问题描述
我已经搜索了很多关于BeautifulSoup有的建议LXML作为未来BeautifulSoup,而这是有道理的,我有一个艰难的时间如下表从网页上表的整个列表解析。
我与根据页面上的行数目不同,它是检查的时间感兴趣的三列。一个BeautifulSoup和lxml的解决方案非常AP preciated。这样我可以要求管理员在安装开发LXML。机器。
所需的输出:
网站上次访问上次加载
http://google.com 2011年1月14日
http://stackoverflow.com 01/10/2011
......更多,如果present
下面是一个混乱的网页中的code样品:
<表边框=2WIDTH =100%>
<&TBODY GT;< TR>
< TD WIDTH =33%级=BoldTD>网站与LT; / TD>
< TD WIDTH =33%级=BoldTD>上次访问< / TD>
< TD WIDTH =34%级=BoldTD>最后加载< / TD>
< / TR>
&所述; TR>
< TD WIDTH =33%>
&所述; A HREF =http://google.com&下; / A>
< / TD>
< TD WIDTH =33%> 2011年1月14日
< / TD>
< TD WIDTH =34%>
< / TD>
< / TR>
&所述; TR>
< TD WIDTH =33%>
&所述; A HREF =http://stackoverflow.com&下; / A>
< / TD>
< TD WIDTH =33%> 01/10/2011
< / TD>
< TD WIDTH =34%>
< / TD>
< / TR>
< / TBODY>< /表>
下面是一个使用HTMLParser的一个版本。我试着对的内容。对付它的meta标签和DOCTYPE声明,这两者挫败了ElementTree的版本。

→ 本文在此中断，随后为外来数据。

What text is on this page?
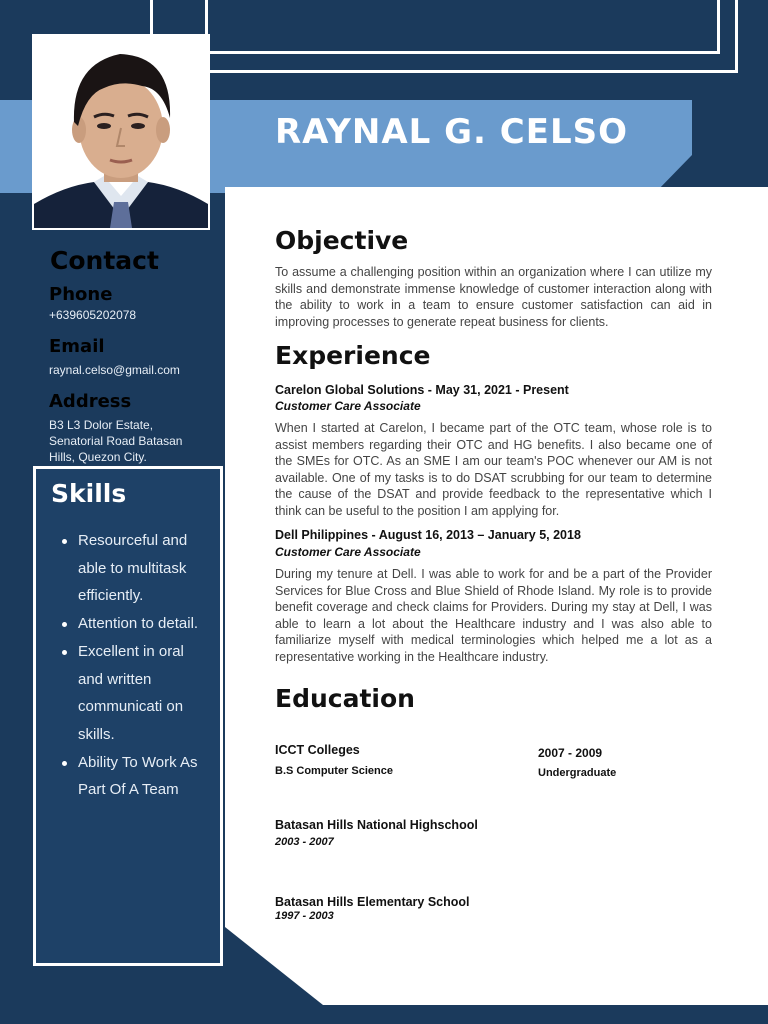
RAYNAL G. CELSO
Contact
Phone
+639605202078
Email
raynal.celso@gmail.com
Address
B3 L3 Dolor Estate, Senatorial Road Batasan Hills, Quezon City.
Skills
Resourceful and able to multitask efficiently.
Attention to detail.
Excellent in oral and written communicati on skills.
Ability To Work As Part Of A Team
Objective
To assume a challenging position within an organization where I can utilize my skills and demonstrate immense knowledge of customer interaction along with the ability to work in a team to ensure customer satisfaction can aid in improving processes to generate repeat business for clients.
Experience
Carelon Global Solutions - May 31, 2021 - Present
Customer Care Associate
When I started at Carelon, I became part of the OTC team, whose role is to assist members regarding their OTC and HG benefits. I also became one of the SMEs for OTC. As an SME I am our team's POC whenever our AM is not available. One of my tasks is to do DSAT scrubbing for our team to determine the cause of the DSAT and provide feedback to the representative which I think can be useful to the position I am applying for.
Dell Philippines - August 16, 2013 – January 5, 2018
Customer Care Associate
During my tenure at Dell. I was able to work for and be a part of the Provider Services for Blue Cross and Blue Shield of Rhode Island. My role is to provide benefit coverage and check claims for Providers. During my stay at Dell, I was able to learn a lot about the Healthcare industry and I was also able to familiarize myself with medical terminologies which helped me a lot as a representative working in the Healthcare industry.
Education
ICCT Colleges
B.S Computer Science
2007 - 2009
Undergraduate
Batasan Hills National Highschool
2003 - 2007
Batasan Hills Elementary School
1997 - 2003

从进口的HTMLParser的HTMLParser类MyParser(HTMLParser的):
高清__init __(个体经营):
HTMLParser的.__的init __(个体经营)
self.line =
self.in_tr =假
self.in_table =假 高清handle_starttag(个体经营,标签,ATTRS):
如果self.in_table和标签==TR:
self.line =
self.in_tr = TRUE
如果标签=='一':
在ATTRS ATTR:
如果ATTR [0] =='href属性:
self.line + = ATTR [1] + 高清handle_endtag(个体经营,标签):
如果标签=='TR':
self.in_tr =假
如果len(self.line):
打印self.line
ELIF标签==表:
self.in_table =假 高清handle_data(个体经营,数据):
如果数据==网站:
self.in_table = 1
ELIF self.in_tr:
数据= data.strip()
如果数据:
self.line + = data.strip()+如果__name__ =='__main__':
MYP = MyParser()
myp.feed(开('table.html')。阅读())
希望这解决了你需要的一切,你能接受这个作为答案。
按要求更新。
I have searched a lot about BeautifulSoup and some suggested lxml as the future of BeautifulSoup while that makes sense, I am having a tough time parsing the following table from a whole list of tables on the webpage.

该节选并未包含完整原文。